Je ne le renie pas parce que c'était la musique de mon âge à cette époque. Tout le monde écoutait ça au lycée. C'est vraiment en 77-78 que j'ai découvert pas mal de choses, dont la plus importante était pour moi que je pouvais faire de la musique, qu'il ne fallait pas être surdoué ou avoir des années de pratique pour faire un groupe. J'ai donc commencé à en faire, et à faire parallèlement de la politique. En débarquant en banlieue j'avais découvert qu'il y avait des gens pauvres et des gens riches, et ça me gênait. Comme ça me révoltait de voir des types se faire casser la gueule par des flics ou des fascistes, simplement parce qu'ils avaient les cheveux longs. Donc je me suis dit, le plus naïvement du monde: "Ils ne sont pas gentils, je vais me battre contre eux" ! Et je me suis battu, d'abord tout seul dans ma tête, et puis après dans les associations du lycée. On essayait de changer le monde, on organisait des grèves, des manifs. C'était de l'utopie totale, mais ça on ne s'en rend compte qu'après. C'est comme ça que j'ai gâché une bonne partie de mes études. Je n'étais pas vraiment un meneur, plutôt un genre de "sous-leader", et puis j'évitais les groupements où il y avait des leaders trop voyants. Je n'aimais pas perdre du temps à écouter des types parler pendant des heures, j'étais plutôt partisan de l'action: militer, distribuer des tracts, organiser des comités anti-fascistes, ou des trucs contre le gouvernement de l'époque ... Et puis aller se faire frapper avec les faschos, c'était tout ça. En même temps je me suis occupé de gamins, j'étais presque directeur de centre de loisirs pour occuper les enfants le mercredi après-midi. Je faisais ça quand j'étais encore au lycée, comme un job pour gagner un peu d'argent de poche.
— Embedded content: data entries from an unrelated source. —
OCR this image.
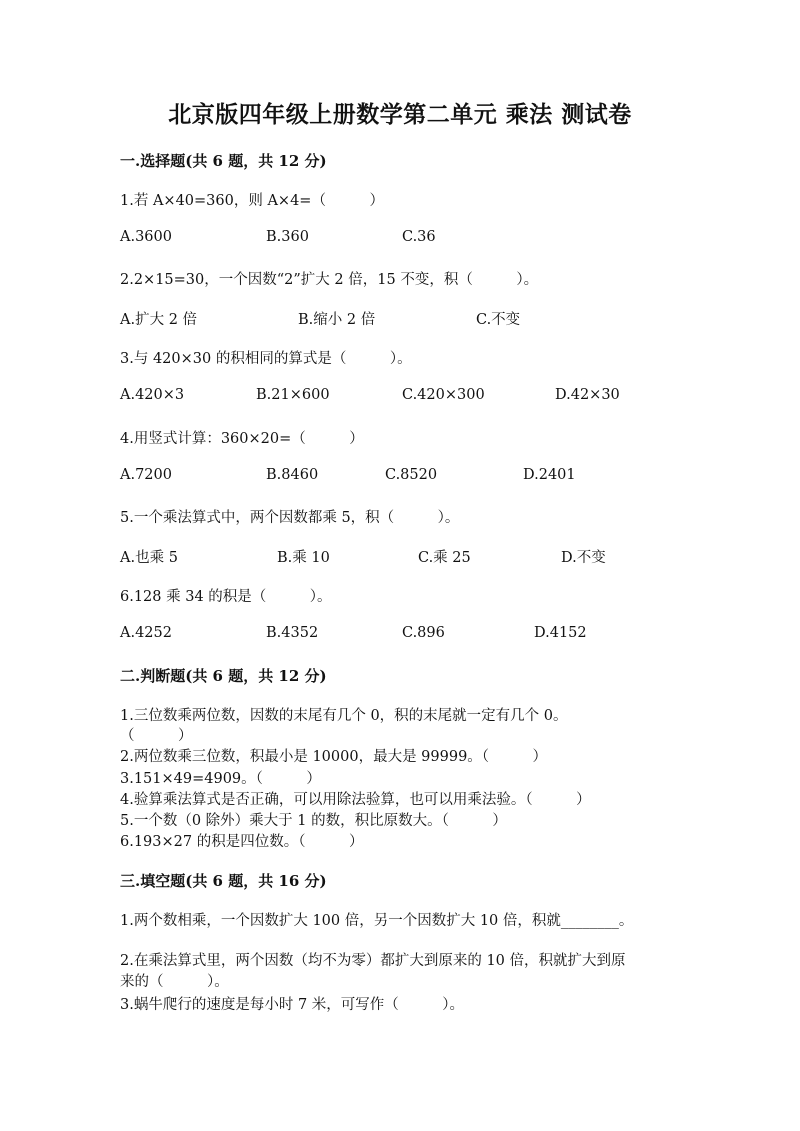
北京版四年级上册数学第二单元 乘法 测试卷
一.选择题(共 6 题，共 12 分)
1.若 A×40=360，则 A×4=（　　　）
A.3600	B.360	C.36
2.2×15=30，一个因数“2”扩大 2 倍，15 不变，积（　　　）。
A.扩大 2 倍	B.缩小 2 倍	C.不变
3.与 420×30 的积相同的算式是（　　　）。
A.420×3	B.21×600	C.420×300	D.42×30
4.用竖式计算：360×20=（　　　）
A.7200	B.8460	C.8520	D.2401
5.一个乘法算式中，两个因数都乘 5，积（　　　）。
A.也乘 5	B.乘 10	C.乘 25	D.不变
6.128 乘 34 的积是（　　　）。
A.4252	B.4352	C.896	D.4152
二.判断题(共 6 题，共 12 分)
1.三位数乘两位数，因数的末尾有几个 0，积的末尾就一定有几个 0。
（　　　）
2.两位数乘三位数，积最小是 10000，最大是 99999。（　　　）
3.151×49=4909。（　　　）
4.验算乘法算式是否正确，可以用除法验算，也可以用乘法验。（　　　）
5.一个数（0 除外）乘大于 1 的数，积比原数大。（　　　）
6.193×27 的积是四位数。（　　　）
三.填空题(共 6 题，共 16 分)
1.两个数相乘，一个因数扩大 100 倍，另一个因数扩大 10 倍，积就________。
2.在乘法算式里，两个因数（均不为零）都扩大到原来的 10 倍，积就扩大到原
来的（　　　）。
3.蜗牛爬行的速度是每小时 7 米，可写作（　　　）。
Et puis à un moment j'en ai eu assez, ça prenait la mauvaise tournure, alors j'ai voulu casser tout ça et je suis parti à la montagne. J'ai découvert le grand air, l'espace, j'ai découvert qu'il n'y avait pas que la ville. Jusqu'alors je n'avais vécu la montagne qu'en tant que vacancier, et là je me suis aperçu qu'on pouvait y travailler, y vivre tranquillement, habiter dans un endroit très calme, et que c'était bien. J'ai découvert que je pouvais vivre d'un truc que j'aimais très fort: le ski. Pourtant je ne savais pas trop en faire, j'étais parti surtout pour tirer un trait sur la vie en banlieue et sur la politique. L'envie de la montagne, ça m'était venu en faisant une classe de neige avec des enfants; j'avais été viré d'une école, et comme il fallait bien que je m'occupe, je m'étais inscrit comme animateur pour faire cette classe de neige. Et comme l'endroit m'avait plu, je suis resté là-bas.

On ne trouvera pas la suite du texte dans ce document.